Günlük ortalama 800 olan ziyaretçi sayısının salgın döneminde yüzde 80 azaldığını aktaran Kaya, salgının etkisinin azalmasıyla ziyaretçi sayısının artacağına inandığını ifade etti.

"HER KEDİNİN BİR KİMLİĞİ VAR"

Merkezdeki tüm kedilerin kayıt altına alındığını anlatan Kaya, şunları kaydetti:

"Orijinal Van kedisi elde etmeye çalışan bir kurumuz. Dolayısıyla her hayvanın geçmişini bilmek zorundayız. Bir hayvanın pedigrisini (soyağacı) tuttuğunuz zaman o hayvanın yıllar içinde nasıl davrandığını, hangi genlerin etkin pozisyona çıktığını, hangilerinin pasif pozisyona düştüğünü görebilme imkanınız var. Elde edilen veri üzerinden ıslah çalışması yapılıyor. Van kedilerinin pedigrilerinin tutulması bu açıdan çok önemli. Uluslararası kayıt sistemine girebilmeleri için üç yıllık geçmiş kaydı isteniyor. 5 yıldır Van kedilerinin bütün geçmişlerini kayıt altına alıyoruz."
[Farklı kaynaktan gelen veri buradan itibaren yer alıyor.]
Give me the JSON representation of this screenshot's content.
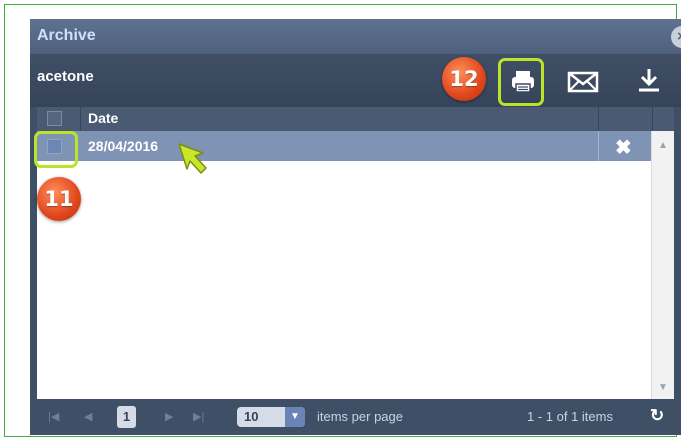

Kaya, her kedinin bir kimliğinin ve dosyasının olduğunu, bu kimliklerde doğurduğu yavru sayısı, baba ve annesinin doğurduğu yavrularının özellikleri, hangi yavrunun nasıl bir performans gösterdiği gibi bütün detayların kayıt altına alındığını aktararak, "Sahiplendirdiğimiz kedinin ve yeni sahibin tüm bilgileri de bu sistemde kayıtlı. Türkiye'de kime Van kedisi verdiysek, nerede ve hangi durumda olduğunu bu kayıt sisteminden kontrol ediyoruz." dedi.

"HEDİYE OLARAK SUNULMASI DOĞRU DEĞİL"

Nesli koruma altında olduğu için Van kedilerinin yurt dışına çıkarılmasının yasak olduğuna işaret eden Kaya, sözlerini şöyle tamamladı:

"Hava yolu şirketleri de bunu kabul etmiyor. Tarım ve Orman Bakanlığının izni gerekiyor. O onayı almaları mümkün değil. Bunun yerine ülkemizdeki her evde bir Van kedisi olmasını isteriz. Bunu doğru ve bilimsel bir şekilde yapmamız gerek. Merkezimizde her yıl yaklaşık 100 yavruyu sahiplendiriyoruz. Bunu sertifikalı bir şekilde yapıyoruz. Sahiplendirdiğimiz kediyi yaşadığı ortamda da takip ediyoruz.  Öte yandan, hayvanın hediye olarak sunulması doğru değil. Bu konu çok hassas. Eve yeni bir canlı alınıyor. Bu karar öyle kolay olmamalı. Hayvanı beslemeye niyeti yoksa hediye olarak verilmesi yanlıştır."